A “Notice to Airmen” (Notam) has been issued to pilots and airlines warning that the runway, known as 09R/27L, will close at one minute to midnight on Sunday 12 July until the same time on 30 September.
The reason given is “WIP” (work in progress).
The airport is taking advantage of the lull in air traffic to conduct repairs on the southern runway.
Terminal 4, which is adjacent, has been closed since April.
All operations will be concentrated on the northern runway (09L/27R), which will run a “mixed mode” operation of landings and take-offs. Normally one of the two runways is used for arrivals and the other for departure. Air traffic controllers usually switch them at 3pm each day, giving respite to residents.
But instead, west Londoners will hear the arrival of aircraft from before 5am to nearly 11pm daily.
John Stewart, chair of Hacan, the group opposed to expansion at Heathrow, said: “Runways always need repairing from time to time but this is going to be tough on people living under the northern flight path.
“It will mean all-day flying. Even at a time when there are fewer planes, it is going to present problems.”
A Heathrow spokesperson said: “Reduced passenger demand as a result of Covid-19 means we have an opportunity to undertake necessary repairs to the southern runway with less disruption caused than if we were operating at full capacity.
“Over coming weeks, we will close the southern runway for an initial short period to allow preliminary works to take place.
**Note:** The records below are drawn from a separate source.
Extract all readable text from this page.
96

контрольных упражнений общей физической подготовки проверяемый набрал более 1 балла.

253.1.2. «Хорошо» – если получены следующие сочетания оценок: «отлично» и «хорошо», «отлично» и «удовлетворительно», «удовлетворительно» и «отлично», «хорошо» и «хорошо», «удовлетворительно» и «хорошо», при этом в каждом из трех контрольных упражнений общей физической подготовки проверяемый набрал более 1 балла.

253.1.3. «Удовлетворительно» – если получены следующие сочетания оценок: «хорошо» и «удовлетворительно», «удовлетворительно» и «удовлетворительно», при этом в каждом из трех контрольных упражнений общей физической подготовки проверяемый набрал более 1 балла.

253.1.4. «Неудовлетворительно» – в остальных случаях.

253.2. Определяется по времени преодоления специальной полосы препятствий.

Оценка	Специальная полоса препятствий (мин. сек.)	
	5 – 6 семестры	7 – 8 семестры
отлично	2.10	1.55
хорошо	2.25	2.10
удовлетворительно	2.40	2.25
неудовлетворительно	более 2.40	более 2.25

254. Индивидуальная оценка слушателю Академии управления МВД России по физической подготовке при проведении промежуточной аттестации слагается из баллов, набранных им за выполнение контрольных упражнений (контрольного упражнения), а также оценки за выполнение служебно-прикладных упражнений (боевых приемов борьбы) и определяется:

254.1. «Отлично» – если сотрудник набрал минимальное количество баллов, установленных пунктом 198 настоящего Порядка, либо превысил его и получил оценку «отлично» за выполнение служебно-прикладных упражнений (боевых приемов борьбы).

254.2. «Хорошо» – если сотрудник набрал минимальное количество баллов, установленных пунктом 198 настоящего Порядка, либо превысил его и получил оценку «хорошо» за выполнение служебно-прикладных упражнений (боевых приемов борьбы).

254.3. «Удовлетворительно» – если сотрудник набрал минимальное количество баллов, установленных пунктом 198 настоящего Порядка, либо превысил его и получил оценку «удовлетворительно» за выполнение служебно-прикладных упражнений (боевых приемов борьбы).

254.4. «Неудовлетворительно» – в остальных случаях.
“Once these initial works are completed, we will reopen the runway during the day and undertake subsequent works at night. This will allow us to limit the impact on local communities by providing runway alternation.”
British Airways, the main airline at Heathrow, is steadily expanding operations. All its short-haul flights from Gatwick have been temporarily moved to Heathrow.
With only one runway, queues to depart and arrive could start to build up.
Until the coronavirus pandemic, Heathrow was the busiest airport in Europe — even though it has just two runways, fewer than its rivals in Amsterdam, Frankfurt and Paris.
The government has approved expansion, though this is being challenged in the courts.
The airport insists that extra capacity will be needed by the 2030s.
But anti-expansion campaigner John Stewart says: ”It comes at a time when there are real doubts about a third runway. If it doesn’t go-ahead, Heathrow will be tempted to use both runways all day long. This all-day flying could be a foretaste of things to come.”
The busiest single runway airport in the world until the coronavirus crisis was Gatwick, which is currently running a skeleton operation.